MHI-A values for participants in the PUNCH Open Label trial of RBX2660 and a Phase 1 trial of RBX7455 (A) MHI-A values for all PUNCH Open Label samples, shown as individual sample values with median and interquartile ranges. Timepoints shown are baseline (BL), 7 days (7 D), 30 days (30 D), 60 days (60 D), 6 months (6 M), 12 months (12 M), and 24 months (24 M) after treatment with RBX2660. MHI-A values for the administered doses of RBX2660 investigational product are also shown (RBX2660). The dotted line shows the MHI-A = 7.2 threshold, above which MHI-A values correspond to a healthy based on ROC analysis. (B) Longitudinal within-participant MHI-A values for the subset of RBX2660-treated responders from whom all three displayed timepoints were received. (C) MHI-A values for all RBX7455 responder samples received and for administered RBX7455 drug product.

Figure 3

MHI-A values for RBX2660 investigational product administered in PUNCH CD2 (RBX2660) and three published healthy cohort studies, including the Human Microbiome Project (HMP), healthy Scandanavian adults (PopCol), and FMT donors from three published studies. The dotted line shows the MHI-A = 7.2 threshold, above which MHI-A values correspond to healthy based on ROC analysis.

Figure 4

MHI-A values for patients in three published studies of the effect of antibiotics on the microbiome, shown with individual sample values, median, and interquartile range. (A) MHI-A values before (BL) and at 4 days (4 D), 8 days (8 D), 6 weeks (6 W), or 6 months (6 M) after the start of a 4-day course of a cocktail of three last-resort antibiotics: meropenem, gentamicin, and vancomycin.

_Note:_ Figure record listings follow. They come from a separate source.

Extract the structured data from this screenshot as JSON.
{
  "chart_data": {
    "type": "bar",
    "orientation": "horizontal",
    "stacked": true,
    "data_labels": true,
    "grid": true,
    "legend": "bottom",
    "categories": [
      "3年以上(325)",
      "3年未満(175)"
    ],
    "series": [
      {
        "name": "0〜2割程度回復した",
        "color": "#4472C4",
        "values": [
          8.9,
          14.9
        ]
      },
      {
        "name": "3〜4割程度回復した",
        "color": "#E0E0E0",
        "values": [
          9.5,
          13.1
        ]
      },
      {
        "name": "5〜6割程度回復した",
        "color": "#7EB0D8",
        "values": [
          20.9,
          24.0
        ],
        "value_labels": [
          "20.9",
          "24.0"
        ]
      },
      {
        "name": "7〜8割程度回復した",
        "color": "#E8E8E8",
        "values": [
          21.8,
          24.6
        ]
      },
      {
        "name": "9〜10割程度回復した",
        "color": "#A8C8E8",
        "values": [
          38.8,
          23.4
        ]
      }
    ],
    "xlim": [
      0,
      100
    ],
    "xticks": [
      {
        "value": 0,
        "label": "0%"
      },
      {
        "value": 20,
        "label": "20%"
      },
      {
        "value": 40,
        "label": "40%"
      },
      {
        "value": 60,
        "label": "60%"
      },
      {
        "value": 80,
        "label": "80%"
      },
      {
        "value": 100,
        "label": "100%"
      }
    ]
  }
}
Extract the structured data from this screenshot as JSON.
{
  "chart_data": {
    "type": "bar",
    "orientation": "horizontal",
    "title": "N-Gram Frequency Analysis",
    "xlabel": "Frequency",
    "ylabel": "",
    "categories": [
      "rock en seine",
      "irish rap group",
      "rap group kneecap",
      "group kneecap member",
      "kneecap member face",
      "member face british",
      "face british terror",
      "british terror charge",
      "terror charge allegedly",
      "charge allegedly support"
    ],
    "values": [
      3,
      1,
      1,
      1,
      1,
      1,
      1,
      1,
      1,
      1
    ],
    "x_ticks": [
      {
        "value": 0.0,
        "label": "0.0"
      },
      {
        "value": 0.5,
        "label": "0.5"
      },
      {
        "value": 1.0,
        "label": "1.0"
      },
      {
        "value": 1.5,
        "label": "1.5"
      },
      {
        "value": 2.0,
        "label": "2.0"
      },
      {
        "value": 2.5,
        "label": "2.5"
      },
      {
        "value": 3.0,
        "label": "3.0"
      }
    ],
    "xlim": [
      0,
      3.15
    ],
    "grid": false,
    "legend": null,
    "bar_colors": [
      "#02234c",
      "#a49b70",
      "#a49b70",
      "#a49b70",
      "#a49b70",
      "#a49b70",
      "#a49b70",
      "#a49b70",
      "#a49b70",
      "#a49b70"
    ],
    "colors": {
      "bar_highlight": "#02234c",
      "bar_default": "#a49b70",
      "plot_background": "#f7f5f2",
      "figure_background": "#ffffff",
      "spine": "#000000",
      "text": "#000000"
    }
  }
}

The 4-day timepoint coincided with the end of treatment. The dotted line shows the MHI-A = 7.2 threshold, above which MHI-A values correspond to healthy based on ROC analysis. (B) MHI-A values before (BL), at the end of treatment (EOT), and 1 month (1 M), 2 months (2 M), 4 months (4 M), or 12 months (12 M) after treatment with one of four antibiotics (ciprofloxacin, Cip; clindamycin, Clin; minocycline, Mino; or amoxicillin, Amox) or placebo (Pbo). The treatment course for all antibiotics was 1 week. (C) MHI-A values before (BL), and 5 days (5 D), 10 days (10 D), 25 days (25 D), and 40 days (40 D) after the start of treatment with a 10-day course of ridinilazole (Rid) or vancomycin (Van) for CDI.